Na entrada da loja da Piccadilly, na pequena cidade gaúcha de Igrejinha, onde também funciona sua primeira e principal fábrica, um mapa-múndi chama a atenção. Nele, 90 países estão marcados na cor vermelha, indicando os mercados em que a quase sexagenária empresa de calçados femininos já atua. “Os clientes param e tiram fotos, apontando os lugares de onde vieram”, diz Paulo Grings, presidente da Piccadilly e filho do fundador, Almiro Grings. “A nossa meta é deixar o mapa completamente preenchido em pouco tempo.”

A julgar pelo forte processo de internacionalização nos últimos anos, a Piccadilly tem pressa. Desde 2010, quando lançou seu plano “Ambição 2015”, que previa dobrar de tamanho em cinco anos, a empresa iniciou operações em dez países. Além disso, dos 90 mercados em que atua, possui 31 lojas exclusivas em dez deles, sendo que outros dois pontos de venda serão inaugurados ainda neste ano. Tal estratégia não ocorre no Brasil, onde a Piccadilly só possui a loja na matriz. “Não queremos concorrer com os nossos clientes varejistas”, afirma Grings.

“As lojas no Exterior são fruto de parcerias com os estrangeiros, é uma forma de prestigiá-los e ganhar força na marca.” Na contramão do mercado, a Piccadilly, que produz dez milhões de pares de calçados por ano, aposta na internacionalização em um momento em que empresas brasileiras reduzem a passada dos investimentos no Exterior. Segundo pesquisa da consultoria Maksen, empresários brasileiros investiram, em 2013, US$ 3 bilhões a menos em comparação ao ano anterior. O número de novas empresas se aventurando em terras estrangeiras também caiu: de dez, em 2004, para duas, no ano passado.

O apetite da Piccadilly por novos mercados no Exterior não foi afetado nem mesmo por seus tropeços nas vizinhas Argentina e Venezuela. A instabilidade econômica do mercado argentino, segunda maior importadora dos calçados brasileiros, atrás apenas dos Estados Unidos, vem afetando drasticamente as fabricantes nacionais. De acordo com dados da Abicalçados, associação que representa o setor, no acumulado do primeiro semestre, as vendas para os hermanos caíram 39%, para R$ 33 milhões, em comparação com o mesmo período de 2013.

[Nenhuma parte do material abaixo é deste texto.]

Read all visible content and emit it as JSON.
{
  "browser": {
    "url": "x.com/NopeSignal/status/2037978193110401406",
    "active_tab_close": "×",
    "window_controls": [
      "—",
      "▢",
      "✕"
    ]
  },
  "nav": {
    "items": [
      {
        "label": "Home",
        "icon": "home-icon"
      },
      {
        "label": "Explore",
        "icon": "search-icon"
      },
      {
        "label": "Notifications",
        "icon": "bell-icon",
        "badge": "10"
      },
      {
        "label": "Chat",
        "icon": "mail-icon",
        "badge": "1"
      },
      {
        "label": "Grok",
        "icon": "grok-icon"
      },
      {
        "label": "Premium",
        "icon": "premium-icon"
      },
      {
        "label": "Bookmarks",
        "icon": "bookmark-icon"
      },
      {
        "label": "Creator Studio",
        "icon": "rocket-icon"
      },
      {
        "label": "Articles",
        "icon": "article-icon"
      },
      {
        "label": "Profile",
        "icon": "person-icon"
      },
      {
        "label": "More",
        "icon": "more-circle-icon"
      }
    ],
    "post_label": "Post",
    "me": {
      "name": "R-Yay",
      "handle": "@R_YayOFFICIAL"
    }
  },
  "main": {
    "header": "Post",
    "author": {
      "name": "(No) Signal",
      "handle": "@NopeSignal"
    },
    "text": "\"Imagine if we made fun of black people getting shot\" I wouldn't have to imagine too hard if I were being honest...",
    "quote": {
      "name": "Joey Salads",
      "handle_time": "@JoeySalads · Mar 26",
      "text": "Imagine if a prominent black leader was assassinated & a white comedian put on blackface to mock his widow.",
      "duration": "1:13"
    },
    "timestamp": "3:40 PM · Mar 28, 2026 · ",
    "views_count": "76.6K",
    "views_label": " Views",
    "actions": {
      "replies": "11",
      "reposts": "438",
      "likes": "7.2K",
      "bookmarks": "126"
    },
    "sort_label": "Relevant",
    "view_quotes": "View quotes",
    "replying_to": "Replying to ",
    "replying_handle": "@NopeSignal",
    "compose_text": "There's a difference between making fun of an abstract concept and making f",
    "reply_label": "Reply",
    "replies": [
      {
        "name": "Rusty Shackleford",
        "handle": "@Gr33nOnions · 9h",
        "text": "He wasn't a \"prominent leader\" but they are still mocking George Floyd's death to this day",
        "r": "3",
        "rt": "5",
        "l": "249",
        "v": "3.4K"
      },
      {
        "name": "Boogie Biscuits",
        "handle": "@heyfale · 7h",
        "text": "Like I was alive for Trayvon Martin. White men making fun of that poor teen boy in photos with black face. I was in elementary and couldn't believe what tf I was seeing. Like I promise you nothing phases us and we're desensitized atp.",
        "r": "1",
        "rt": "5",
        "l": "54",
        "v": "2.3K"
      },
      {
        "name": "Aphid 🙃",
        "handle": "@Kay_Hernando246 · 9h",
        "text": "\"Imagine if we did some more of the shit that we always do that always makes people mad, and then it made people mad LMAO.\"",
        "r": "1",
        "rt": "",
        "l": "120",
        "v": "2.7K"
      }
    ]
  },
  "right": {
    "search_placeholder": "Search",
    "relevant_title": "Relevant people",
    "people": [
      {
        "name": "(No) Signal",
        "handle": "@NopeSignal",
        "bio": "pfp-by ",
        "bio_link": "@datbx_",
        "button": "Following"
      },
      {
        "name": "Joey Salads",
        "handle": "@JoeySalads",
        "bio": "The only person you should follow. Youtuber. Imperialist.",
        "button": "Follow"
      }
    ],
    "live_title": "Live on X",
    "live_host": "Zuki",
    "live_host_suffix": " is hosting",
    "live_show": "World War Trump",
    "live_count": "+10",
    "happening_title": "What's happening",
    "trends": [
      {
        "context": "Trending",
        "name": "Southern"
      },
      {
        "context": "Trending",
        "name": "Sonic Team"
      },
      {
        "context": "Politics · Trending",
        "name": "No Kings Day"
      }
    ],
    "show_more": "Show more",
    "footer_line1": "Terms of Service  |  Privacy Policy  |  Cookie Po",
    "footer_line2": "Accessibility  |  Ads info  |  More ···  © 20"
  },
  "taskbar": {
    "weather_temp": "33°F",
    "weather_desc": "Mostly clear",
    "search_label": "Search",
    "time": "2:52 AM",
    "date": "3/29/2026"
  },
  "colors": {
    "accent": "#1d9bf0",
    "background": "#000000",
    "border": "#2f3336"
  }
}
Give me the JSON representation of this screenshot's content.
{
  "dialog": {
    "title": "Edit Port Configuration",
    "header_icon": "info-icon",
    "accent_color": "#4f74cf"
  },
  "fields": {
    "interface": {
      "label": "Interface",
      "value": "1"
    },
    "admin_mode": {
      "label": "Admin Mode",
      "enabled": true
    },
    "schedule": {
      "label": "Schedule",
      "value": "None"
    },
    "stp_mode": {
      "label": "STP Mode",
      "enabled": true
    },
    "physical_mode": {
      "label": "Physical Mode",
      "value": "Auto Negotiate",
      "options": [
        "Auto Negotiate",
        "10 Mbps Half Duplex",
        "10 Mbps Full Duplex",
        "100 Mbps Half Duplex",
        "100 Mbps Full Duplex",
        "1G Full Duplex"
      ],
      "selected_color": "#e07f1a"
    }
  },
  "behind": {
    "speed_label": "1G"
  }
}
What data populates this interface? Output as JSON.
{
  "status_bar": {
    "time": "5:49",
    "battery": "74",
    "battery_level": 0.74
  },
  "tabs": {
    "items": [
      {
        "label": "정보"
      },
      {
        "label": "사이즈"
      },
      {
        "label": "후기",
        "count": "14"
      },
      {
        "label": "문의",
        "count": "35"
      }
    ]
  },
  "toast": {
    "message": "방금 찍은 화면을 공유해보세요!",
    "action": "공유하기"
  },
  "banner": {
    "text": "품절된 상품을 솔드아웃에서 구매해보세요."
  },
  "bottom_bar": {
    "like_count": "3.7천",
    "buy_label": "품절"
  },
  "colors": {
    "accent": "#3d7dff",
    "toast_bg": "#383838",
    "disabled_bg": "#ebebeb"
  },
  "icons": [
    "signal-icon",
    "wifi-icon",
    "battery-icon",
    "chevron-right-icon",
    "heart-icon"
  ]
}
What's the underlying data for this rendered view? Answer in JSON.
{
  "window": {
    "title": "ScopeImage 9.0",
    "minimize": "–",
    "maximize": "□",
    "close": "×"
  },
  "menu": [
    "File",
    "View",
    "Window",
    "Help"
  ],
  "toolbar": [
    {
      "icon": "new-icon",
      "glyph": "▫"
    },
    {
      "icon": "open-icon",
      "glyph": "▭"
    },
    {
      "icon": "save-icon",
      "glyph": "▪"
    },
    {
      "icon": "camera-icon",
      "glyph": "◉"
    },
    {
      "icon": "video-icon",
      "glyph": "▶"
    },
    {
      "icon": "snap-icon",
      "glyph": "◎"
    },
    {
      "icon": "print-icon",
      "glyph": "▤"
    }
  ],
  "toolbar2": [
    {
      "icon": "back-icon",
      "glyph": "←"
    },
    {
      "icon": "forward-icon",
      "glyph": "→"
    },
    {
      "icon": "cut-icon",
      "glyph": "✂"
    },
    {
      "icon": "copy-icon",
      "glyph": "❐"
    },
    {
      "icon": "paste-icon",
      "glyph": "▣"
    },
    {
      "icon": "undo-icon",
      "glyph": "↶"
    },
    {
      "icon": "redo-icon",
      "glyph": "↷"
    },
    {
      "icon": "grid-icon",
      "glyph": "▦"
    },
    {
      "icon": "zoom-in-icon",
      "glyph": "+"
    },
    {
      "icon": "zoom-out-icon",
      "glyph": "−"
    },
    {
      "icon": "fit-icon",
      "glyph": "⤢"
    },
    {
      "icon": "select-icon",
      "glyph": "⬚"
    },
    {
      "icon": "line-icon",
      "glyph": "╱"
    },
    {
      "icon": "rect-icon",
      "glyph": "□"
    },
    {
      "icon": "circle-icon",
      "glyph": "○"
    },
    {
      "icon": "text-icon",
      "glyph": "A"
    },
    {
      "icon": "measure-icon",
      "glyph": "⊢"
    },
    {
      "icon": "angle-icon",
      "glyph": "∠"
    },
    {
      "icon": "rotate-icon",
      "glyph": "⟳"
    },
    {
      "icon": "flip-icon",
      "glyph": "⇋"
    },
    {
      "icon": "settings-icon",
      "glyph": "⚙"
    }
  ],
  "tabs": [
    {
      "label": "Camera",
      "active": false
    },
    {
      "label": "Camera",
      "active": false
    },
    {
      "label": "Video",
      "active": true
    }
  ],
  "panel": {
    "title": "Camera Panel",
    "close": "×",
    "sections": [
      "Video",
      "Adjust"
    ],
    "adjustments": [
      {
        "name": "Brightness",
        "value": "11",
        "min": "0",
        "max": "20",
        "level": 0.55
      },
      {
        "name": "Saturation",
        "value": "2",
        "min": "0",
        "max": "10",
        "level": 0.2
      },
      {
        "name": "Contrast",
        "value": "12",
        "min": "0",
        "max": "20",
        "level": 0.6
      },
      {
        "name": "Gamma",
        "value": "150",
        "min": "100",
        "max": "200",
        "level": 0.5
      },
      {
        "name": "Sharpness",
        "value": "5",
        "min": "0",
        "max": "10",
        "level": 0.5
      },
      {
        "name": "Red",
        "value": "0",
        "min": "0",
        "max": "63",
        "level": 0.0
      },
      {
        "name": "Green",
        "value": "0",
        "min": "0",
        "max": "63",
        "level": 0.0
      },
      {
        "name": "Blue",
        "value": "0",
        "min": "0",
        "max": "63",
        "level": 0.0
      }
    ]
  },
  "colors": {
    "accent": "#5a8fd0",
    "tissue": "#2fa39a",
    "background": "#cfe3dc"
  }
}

No geral, as exportações brasileiras caíram 2,6%. “Os calçados brasileiros representam 30% da importação argentina de calçados”, diz Heitor Klein, presidente da Abicalçados. “Há cinco anos, era 65%.” Antes do tombo do mercado argentino, a Piccadilly caminhava a passos firmes rumo ao seu projeto de dobrar de tamanho até 2015. As vendas da companhia, no fim de 2012, já somavam R$ 412 milhões, aumento de 70% em relação ao início do projeto, dois anos antes. Em 2013, no entanto, os resultados acompanharam a reviravolta dos mercados sul-americanos.

“Não exportamos sequer um par para a Venezuela nos últimos dois anos”, diz Micheline Grings, diretora de exportação da empresa e sobrinha do presidente. “As vendas para a Argentina já caíram 30% e o percentual pode aumentar até o fim do ano.” Os problemas com os países vizinhos trarão um impacto visível no faturamento da Piccadilly: a estimativa é fechar 2014 com queda de 7,7% nas vendas, a R$ 380 milhões. A pisada em falso, porém, não tira o otimismo de Grings. “Estamos aumentando a atenção para novos mercados, como Rússia, Israel e Equador”, afirma o presidente.

“Queremos ter 40 lojas no Exterior até o ano que vem.” Mesmo com todos os problemas, a Piccadilly estima que os negócios internacionais têm potencial para representar metade do seu faturamento, ante os 20% atuais. Além disso, para o ano que vem, a empresa espera recuperar as perdas de 2014. “Vamos chegar a R$ 500 milhões em vendas em 2015 e atingir nosso objetivo de dobrar de tamanho”, afirma Grings.

Para não depender da boa vontade dos governos da Argentina e Venezuela, Grings investiu cerca de R$ 100 milhões na modernização das máquinas de suas três fábricas no Rio Grande Sul, além da compra de maquinários para a nova unidade, em Aracati, no Ceará, que começará a operar em 2015 e aumentará sua produção em 10%. Com isso, a Piccadilly espera continuar sua caminhada rumo ao Exterior. “Apesar de todos os problemas, vamos colorir o mapa inteiro de vermelho”, diz Grings.